Shop Floor Computer Tip
We’ve all been there. Moving our mouse around trying to find the pointer on the screen. This can be especially troublesome in a shop floor environment. Computer screens are small. Full of dust and dirt. Poor lighting and perhaps even a poor mouse surface. All of these factors can make use of a computer on as shop environment annoyingly painful.
Beyond the obvious improvements like a larger, regularly cleaned monitor and improved lighting, there’s a couple simple tweaks you can make to keep your staff providing value as opposed to looking for a mouse pointer.
Advanced Mouse Options
Using your Additional Mouse Settings, you can make a couple quick changes that will significantly improve the usability of a shop floor system. Simply press the Windows key on your keyboard and type Mouse.
This should display the Mouse Settings option in the search results, that’s what you’ll want to click. This will bring up the Mouse Settings window.
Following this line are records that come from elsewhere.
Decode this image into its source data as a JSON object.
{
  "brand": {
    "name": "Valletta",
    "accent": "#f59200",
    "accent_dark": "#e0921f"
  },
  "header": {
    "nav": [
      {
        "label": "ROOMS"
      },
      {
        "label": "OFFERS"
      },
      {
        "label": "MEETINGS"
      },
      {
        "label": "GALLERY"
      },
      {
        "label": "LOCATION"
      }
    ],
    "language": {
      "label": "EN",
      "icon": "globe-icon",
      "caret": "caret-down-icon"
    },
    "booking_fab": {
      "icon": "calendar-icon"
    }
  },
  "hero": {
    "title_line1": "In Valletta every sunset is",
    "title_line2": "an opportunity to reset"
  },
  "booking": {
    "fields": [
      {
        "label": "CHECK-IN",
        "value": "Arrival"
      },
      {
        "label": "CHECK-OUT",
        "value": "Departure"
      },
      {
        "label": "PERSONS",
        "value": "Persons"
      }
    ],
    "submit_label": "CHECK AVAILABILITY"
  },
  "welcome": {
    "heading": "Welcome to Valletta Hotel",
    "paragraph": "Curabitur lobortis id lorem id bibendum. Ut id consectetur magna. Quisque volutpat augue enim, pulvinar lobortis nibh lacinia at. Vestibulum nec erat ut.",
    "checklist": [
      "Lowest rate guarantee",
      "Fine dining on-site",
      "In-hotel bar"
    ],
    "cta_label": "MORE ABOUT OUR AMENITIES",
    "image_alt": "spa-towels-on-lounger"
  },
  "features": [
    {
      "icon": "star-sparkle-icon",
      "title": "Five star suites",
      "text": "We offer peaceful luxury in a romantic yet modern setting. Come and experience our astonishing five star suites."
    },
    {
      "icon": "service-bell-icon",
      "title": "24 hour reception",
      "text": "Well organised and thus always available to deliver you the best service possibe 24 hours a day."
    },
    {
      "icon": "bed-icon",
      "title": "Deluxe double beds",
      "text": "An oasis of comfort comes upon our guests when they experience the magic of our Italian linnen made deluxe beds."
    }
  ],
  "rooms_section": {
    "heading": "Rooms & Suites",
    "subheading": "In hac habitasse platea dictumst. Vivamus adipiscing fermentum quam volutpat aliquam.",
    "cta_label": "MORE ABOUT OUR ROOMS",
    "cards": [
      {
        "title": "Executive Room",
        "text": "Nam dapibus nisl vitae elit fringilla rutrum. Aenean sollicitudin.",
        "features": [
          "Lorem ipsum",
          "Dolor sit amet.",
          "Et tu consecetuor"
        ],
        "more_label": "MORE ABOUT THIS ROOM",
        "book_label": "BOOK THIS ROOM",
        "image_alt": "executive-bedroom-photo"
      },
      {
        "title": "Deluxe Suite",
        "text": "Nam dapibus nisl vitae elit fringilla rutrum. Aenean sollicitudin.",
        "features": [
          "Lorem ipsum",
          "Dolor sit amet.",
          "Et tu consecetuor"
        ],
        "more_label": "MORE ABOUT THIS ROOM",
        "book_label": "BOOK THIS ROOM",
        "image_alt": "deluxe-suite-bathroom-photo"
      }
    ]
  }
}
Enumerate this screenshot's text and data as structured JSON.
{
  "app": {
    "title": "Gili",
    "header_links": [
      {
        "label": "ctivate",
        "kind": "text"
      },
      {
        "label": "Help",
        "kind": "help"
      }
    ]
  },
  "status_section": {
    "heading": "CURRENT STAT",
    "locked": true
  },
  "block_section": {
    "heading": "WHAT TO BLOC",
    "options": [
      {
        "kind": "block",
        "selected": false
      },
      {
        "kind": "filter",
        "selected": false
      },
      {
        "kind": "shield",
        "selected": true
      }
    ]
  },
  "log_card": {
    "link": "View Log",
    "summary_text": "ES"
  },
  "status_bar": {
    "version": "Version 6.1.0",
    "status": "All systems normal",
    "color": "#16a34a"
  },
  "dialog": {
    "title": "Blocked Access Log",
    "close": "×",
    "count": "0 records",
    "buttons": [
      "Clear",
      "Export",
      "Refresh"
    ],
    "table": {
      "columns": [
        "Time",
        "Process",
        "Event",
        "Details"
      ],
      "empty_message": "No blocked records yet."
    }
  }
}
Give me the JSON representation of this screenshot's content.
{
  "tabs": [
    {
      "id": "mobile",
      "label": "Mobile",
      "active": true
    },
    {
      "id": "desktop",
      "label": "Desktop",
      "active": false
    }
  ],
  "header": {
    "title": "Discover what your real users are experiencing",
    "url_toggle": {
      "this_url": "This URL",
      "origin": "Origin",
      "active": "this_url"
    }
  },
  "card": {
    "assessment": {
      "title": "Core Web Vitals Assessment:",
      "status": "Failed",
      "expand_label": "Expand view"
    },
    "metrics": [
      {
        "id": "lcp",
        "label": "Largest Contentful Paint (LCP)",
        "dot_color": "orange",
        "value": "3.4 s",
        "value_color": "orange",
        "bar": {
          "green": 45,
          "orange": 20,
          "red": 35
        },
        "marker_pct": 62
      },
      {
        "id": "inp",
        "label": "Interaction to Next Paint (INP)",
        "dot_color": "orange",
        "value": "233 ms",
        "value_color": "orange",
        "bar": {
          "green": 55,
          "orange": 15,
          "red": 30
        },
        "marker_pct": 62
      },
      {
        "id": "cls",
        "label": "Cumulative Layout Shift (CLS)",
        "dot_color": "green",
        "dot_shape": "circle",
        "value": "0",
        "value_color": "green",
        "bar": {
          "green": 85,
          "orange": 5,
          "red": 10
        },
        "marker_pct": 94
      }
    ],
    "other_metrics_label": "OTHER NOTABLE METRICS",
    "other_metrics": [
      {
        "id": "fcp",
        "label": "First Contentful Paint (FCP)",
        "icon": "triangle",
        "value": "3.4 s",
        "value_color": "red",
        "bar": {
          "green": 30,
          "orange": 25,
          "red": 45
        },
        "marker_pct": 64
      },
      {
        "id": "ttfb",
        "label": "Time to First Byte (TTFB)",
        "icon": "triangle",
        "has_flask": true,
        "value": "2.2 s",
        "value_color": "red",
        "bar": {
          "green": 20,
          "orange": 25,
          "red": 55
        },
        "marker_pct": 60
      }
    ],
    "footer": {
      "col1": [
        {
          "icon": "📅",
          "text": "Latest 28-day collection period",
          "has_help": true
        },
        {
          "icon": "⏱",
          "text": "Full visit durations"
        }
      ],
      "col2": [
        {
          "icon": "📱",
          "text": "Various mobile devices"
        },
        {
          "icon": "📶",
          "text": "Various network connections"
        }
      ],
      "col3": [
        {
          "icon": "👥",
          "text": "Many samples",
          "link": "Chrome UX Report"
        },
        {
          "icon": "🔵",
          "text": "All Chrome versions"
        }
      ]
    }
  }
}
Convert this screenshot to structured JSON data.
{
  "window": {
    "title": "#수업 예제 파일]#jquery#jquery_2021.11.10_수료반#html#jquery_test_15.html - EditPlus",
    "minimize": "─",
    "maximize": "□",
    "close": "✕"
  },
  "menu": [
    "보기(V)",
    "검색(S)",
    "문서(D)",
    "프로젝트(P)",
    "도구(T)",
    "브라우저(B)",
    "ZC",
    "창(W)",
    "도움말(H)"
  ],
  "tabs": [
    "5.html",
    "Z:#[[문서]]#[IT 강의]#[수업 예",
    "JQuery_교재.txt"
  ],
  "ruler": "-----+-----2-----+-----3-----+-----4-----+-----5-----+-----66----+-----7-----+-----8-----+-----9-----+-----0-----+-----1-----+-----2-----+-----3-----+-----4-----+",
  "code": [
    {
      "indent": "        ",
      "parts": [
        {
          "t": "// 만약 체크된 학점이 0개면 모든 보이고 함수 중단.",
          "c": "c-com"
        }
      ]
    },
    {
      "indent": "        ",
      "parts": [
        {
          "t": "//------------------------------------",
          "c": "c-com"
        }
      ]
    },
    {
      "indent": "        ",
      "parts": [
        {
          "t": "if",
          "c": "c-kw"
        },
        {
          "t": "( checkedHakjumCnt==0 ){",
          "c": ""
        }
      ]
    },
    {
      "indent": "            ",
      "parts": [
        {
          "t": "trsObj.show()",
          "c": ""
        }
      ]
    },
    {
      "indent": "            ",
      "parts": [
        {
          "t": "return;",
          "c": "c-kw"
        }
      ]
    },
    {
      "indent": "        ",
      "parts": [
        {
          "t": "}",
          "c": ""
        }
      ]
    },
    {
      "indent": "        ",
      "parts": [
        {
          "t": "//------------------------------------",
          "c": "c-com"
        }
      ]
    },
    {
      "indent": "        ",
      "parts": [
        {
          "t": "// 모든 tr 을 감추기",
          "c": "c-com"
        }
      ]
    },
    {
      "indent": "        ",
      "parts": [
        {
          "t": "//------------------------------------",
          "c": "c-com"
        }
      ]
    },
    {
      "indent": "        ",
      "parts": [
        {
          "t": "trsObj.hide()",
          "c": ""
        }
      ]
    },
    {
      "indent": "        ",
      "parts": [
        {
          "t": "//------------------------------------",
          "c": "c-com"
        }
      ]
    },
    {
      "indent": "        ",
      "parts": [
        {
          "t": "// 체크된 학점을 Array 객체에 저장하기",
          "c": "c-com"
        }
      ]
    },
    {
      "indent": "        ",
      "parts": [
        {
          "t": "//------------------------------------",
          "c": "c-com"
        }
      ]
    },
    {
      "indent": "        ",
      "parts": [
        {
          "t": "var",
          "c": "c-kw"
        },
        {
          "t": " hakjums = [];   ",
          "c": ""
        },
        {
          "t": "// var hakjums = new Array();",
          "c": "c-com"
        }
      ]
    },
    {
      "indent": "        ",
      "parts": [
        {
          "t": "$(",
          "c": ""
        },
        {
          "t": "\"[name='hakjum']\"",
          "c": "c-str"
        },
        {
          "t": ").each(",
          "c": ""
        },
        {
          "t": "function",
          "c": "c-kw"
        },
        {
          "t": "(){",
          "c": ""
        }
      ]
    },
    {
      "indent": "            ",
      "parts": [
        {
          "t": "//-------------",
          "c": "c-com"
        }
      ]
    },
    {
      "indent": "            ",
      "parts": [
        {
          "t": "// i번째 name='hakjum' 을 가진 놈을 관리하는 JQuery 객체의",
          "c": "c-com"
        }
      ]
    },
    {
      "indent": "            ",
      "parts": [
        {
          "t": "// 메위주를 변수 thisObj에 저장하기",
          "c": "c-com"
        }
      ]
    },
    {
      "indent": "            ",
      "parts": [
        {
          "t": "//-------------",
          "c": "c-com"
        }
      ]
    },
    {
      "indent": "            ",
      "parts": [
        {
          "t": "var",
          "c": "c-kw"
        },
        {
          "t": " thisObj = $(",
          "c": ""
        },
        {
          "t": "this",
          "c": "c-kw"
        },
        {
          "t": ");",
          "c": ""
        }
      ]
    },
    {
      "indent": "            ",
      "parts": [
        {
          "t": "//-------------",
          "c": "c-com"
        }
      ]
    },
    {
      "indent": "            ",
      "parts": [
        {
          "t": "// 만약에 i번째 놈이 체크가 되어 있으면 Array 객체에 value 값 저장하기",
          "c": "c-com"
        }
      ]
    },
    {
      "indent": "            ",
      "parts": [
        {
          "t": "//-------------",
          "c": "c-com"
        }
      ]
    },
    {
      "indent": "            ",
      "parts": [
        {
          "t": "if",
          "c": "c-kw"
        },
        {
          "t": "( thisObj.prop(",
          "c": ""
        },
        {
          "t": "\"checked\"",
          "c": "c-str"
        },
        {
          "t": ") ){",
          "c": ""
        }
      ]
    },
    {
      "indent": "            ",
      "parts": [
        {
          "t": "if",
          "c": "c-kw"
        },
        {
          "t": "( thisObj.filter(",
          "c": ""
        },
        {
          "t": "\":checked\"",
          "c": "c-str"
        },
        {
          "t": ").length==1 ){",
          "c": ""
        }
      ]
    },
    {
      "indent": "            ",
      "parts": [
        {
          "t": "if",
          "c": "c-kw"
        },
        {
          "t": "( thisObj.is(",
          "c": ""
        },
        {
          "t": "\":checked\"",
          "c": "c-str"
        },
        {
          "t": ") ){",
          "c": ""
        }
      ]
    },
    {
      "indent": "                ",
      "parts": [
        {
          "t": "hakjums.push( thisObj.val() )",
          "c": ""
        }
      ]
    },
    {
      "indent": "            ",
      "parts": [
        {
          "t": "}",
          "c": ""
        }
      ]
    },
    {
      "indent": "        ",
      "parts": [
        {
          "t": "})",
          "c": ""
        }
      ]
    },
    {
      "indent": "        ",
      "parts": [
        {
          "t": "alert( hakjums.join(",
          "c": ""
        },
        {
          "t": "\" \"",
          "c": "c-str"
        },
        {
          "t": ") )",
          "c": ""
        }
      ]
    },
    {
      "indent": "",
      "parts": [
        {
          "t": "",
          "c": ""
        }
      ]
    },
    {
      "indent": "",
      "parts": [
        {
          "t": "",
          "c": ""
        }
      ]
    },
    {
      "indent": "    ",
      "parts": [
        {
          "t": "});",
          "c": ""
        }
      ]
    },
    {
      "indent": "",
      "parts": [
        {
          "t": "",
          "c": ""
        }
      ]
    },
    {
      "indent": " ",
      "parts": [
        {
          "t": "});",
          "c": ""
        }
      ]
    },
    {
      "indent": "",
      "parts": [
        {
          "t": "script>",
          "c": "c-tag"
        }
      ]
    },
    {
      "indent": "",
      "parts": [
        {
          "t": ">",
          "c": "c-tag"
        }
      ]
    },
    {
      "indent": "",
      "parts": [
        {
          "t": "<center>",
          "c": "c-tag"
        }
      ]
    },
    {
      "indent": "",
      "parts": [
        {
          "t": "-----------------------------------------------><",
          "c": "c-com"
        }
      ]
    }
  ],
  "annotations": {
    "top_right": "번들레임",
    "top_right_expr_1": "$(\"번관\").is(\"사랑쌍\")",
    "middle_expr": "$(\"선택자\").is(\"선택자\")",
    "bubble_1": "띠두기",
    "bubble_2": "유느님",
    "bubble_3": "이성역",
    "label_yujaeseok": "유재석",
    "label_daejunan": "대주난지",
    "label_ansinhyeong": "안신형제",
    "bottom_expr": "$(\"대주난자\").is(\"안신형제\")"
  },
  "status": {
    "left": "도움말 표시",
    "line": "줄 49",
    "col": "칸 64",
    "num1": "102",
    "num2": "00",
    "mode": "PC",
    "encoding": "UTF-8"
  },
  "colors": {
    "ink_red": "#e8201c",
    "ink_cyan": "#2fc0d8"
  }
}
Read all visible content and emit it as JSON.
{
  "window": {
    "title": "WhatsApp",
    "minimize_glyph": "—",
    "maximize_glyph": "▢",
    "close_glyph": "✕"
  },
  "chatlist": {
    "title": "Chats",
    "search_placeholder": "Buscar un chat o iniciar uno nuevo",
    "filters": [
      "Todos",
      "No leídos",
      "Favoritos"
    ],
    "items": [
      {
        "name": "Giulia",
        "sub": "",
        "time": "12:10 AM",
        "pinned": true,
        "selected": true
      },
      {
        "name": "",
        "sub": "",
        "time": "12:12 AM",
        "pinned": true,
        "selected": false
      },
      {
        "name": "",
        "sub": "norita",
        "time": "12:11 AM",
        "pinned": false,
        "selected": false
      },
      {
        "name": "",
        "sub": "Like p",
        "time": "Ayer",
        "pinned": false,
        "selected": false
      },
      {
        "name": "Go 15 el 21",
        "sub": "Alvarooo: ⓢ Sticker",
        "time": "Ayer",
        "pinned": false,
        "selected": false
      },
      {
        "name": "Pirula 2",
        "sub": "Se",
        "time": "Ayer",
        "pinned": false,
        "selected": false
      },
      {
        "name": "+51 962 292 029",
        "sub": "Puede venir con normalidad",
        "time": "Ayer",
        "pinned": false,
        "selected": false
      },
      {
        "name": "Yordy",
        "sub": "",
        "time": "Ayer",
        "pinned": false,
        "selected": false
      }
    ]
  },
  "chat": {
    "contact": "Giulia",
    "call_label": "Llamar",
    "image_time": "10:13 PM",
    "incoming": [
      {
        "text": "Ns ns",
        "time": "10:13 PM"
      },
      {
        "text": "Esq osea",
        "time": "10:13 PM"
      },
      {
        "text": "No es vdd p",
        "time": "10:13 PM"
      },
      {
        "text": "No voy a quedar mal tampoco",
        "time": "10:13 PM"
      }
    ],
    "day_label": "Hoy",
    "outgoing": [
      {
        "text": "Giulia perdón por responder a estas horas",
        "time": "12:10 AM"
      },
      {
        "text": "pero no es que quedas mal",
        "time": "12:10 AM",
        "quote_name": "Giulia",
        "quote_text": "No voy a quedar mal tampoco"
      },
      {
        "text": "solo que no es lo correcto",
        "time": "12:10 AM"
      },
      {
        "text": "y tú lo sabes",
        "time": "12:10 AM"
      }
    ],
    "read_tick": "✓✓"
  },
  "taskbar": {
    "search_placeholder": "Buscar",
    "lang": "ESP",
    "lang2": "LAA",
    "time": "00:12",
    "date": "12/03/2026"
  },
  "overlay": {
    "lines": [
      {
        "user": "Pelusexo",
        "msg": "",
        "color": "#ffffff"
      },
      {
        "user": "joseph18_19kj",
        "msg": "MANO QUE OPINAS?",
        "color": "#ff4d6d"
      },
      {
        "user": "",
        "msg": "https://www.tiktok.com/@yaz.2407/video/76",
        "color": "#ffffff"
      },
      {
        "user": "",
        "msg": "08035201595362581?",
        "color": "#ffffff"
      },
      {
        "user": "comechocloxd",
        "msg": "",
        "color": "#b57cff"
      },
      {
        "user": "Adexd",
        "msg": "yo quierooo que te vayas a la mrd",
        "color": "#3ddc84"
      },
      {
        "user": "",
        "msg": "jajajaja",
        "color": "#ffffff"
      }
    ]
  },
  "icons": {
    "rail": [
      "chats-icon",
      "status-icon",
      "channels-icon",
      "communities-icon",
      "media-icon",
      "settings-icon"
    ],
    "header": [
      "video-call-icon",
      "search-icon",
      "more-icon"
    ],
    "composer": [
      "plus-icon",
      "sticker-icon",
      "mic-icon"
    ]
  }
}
Here you’ll want to click the Additional Mouse Options link.
Now from the Mouse Properties dialog, there’s a few things, you should make adjustments to.
- Select a pointer speed – You may want to turn down your pointer speed. It can be hard to find and track a mouse if it’s moving really fast.
- Automatically move pointer to the default button in a dialog box – This setting may help depending on the software used on the shop floor. It may also be annoying. However, every time a dialog or window is opened, you’re cursor will be in a predictable location.
- Display pointer trails – This leaves a few images of your cursor trailing around as you move your mouse. The longer the trail, the easier it will be to spot your mouse as you move it. Longer trails will have the most visibility.
- Show location of pointer when I press CTRL key – You’ve likely seen this trick in software presentations. Press and release the CTRL key and a series of circles will radiate out from your mouse position.
A Word About Machine Controls
A lot of machines now are using Windows based controls. If these systems rely on the use of a Mouse instead of a touch screen, you may want to make these same changes. However these systems can often launch upon startup and make it appear you have no access to the Standard Windows interface. You can often simply plug in a keyboard and mouse into a USB port for quick access. You can then use standard Keyboard tricks to get you to a more familiar interface.
- Press the Windows key on the keyboard to bring up the standard Windows menu.
- Press Alt-Tab to gain access to other running or hidden applications.
If the control is running in Kiosk mode, you may not have access to the standard Windows options. In this case, press CTRL-ALT-DELETE to bring up the Task Manager. From the Task Manager, you can launch a new process or run a new program. You can simply type Explorer.exe and this will reload the Windows interface you’re use to allowing you to make the mouse changes.